The project can potentially train at least 6 to 10 medical practitioners from each of the 4 hospitals—total of 24 to 40–and prevent blindness for approximately 4,380 premature babies a year. In the future, doctors from these pilot hospitals can train their counterparts in other hospitals especially those in other rural and hard-to-reach provincial hospitals and share the original equipment to sustain diagnosis and treatment on their own.
In addition Apl.de.ap Foundation International will work closely with the Philippine Academy of Ophthalmology to lobby the Philippine Department of Health to include screenings for retinopathy of prematurity as one of its government-subsidized procedures. The goal is to create the internal capacity in the Philippines to diagnose retinopathy of prematurity and perform needed surgeries within 48 hours of diagnosis for all children.
Every year, at least ten percent of all births in the Philippines involving premature babies are caused in part by the relative deficient nature of prenatal care available to the poor. At least thirty percent of these premature babies develop retinopathy of prematurity (ROP) a disease that causes abnormal blood vessel growth in the retina from excessive oxygenation. If the affliction is not treated within 48 hours of diagnosis these premature babies become permanently blind.
For example, at a government maternal and newborn tertiary hospital in the heart of Metropolitan Manila, more than 1,000 premature babies develop retinopathy of prematurity and become blind every year. Multiply this by the number of hospitals in the country and the relatively high birth rate in the Philippines and the case becomes alarming.
Many hospitals in the Philippines are not as thoroughly familiar with retinopathy of prematurity. Many local ophthalmologists and other medical practitioners may not have the proper training and hospitals may not have the appropriate equipment to recognize, diagnose and treat the affliction in a timely manner to prevent blindness. There is a disproportionate number of newborns from poor families who develop retinopathy from prematurity. The Campaign for Filipino Children recognizes that addressing this concern head-on is not only a health issue but an economic one.

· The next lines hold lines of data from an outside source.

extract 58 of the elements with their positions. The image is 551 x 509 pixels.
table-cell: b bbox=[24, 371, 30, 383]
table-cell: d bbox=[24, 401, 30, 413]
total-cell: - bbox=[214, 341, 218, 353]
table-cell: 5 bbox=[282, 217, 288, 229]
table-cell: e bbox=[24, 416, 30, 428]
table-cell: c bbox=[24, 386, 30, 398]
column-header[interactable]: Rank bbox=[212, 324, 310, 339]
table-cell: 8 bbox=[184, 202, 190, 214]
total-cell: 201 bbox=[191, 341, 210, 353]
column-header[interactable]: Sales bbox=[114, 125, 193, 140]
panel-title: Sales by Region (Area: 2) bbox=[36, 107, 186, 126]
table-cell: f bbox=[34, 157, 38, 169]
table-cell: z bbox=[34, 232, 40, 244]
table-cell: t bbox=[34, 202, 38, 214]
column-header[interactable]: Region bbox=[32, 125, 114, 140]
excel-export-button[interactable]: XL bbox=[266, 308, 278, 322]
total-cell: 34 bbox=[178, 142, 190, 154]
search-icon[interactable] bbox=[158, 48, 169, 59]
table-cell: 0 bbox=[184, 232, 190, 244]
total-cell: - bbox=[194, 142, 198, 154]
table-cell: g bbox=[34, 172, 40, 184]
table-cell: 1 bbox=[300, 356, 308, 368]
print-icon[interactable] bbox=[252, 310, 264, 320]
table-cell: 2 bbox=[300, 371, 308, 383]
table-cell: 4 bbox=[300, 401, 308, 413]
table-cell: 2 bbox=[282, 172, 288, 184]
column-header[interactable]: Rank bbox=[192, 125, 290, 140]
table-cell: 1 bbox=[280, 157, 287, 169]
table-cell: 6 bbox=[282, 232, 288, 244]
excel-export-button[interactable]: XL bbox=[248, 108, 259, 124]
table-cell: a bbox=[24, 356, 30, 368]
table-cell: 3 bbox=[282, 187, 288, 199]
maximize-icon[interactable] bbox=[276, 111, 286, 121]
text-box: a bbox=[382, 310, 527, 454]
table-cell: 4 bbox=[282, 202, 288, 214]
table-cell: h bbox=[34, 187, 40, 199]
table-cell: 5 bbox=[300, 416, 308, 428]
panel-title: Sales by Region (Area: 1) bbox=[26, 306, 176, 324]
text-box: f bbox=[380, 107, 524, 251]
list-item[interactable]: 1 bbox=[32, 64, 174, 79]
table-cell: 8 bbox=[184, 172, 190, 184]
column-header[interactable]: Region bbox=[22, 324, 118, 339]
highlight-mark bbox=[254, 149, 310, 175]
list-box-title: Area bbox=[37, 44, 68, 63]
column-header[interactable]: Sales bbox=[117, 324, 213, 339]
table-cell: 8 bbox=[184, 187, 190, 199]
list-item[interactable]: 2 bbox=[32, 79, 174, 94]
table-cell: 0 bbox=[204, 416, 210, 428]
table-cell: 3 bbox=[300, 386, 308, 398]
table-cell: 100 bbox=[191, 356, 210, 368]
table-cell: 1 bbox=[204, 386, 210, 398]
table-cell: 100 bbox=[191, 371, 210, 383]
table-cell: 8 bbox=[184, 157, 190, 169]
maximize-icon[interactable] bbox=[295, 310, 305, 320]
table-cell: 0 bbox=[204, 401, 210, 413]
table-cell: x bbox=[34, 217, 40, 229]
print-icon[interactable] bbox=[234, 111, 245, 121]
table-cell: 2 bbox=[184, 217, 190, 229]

The Campaign for Filipino Children is the health initiative of the Apl.de.ap Foundation International dedicated to addressing health and health-related concerns of children in the Philippines and around the world. Apl of My Eye is the first project under the umbrella of the Campaign. Apl.de.ap himself suffers from an eye ailment and is considered legally blind. This first health project is in line with the Foundation’s education priority because of its emphasis on training doctors and creating local capacity in the medical community in the Philippines.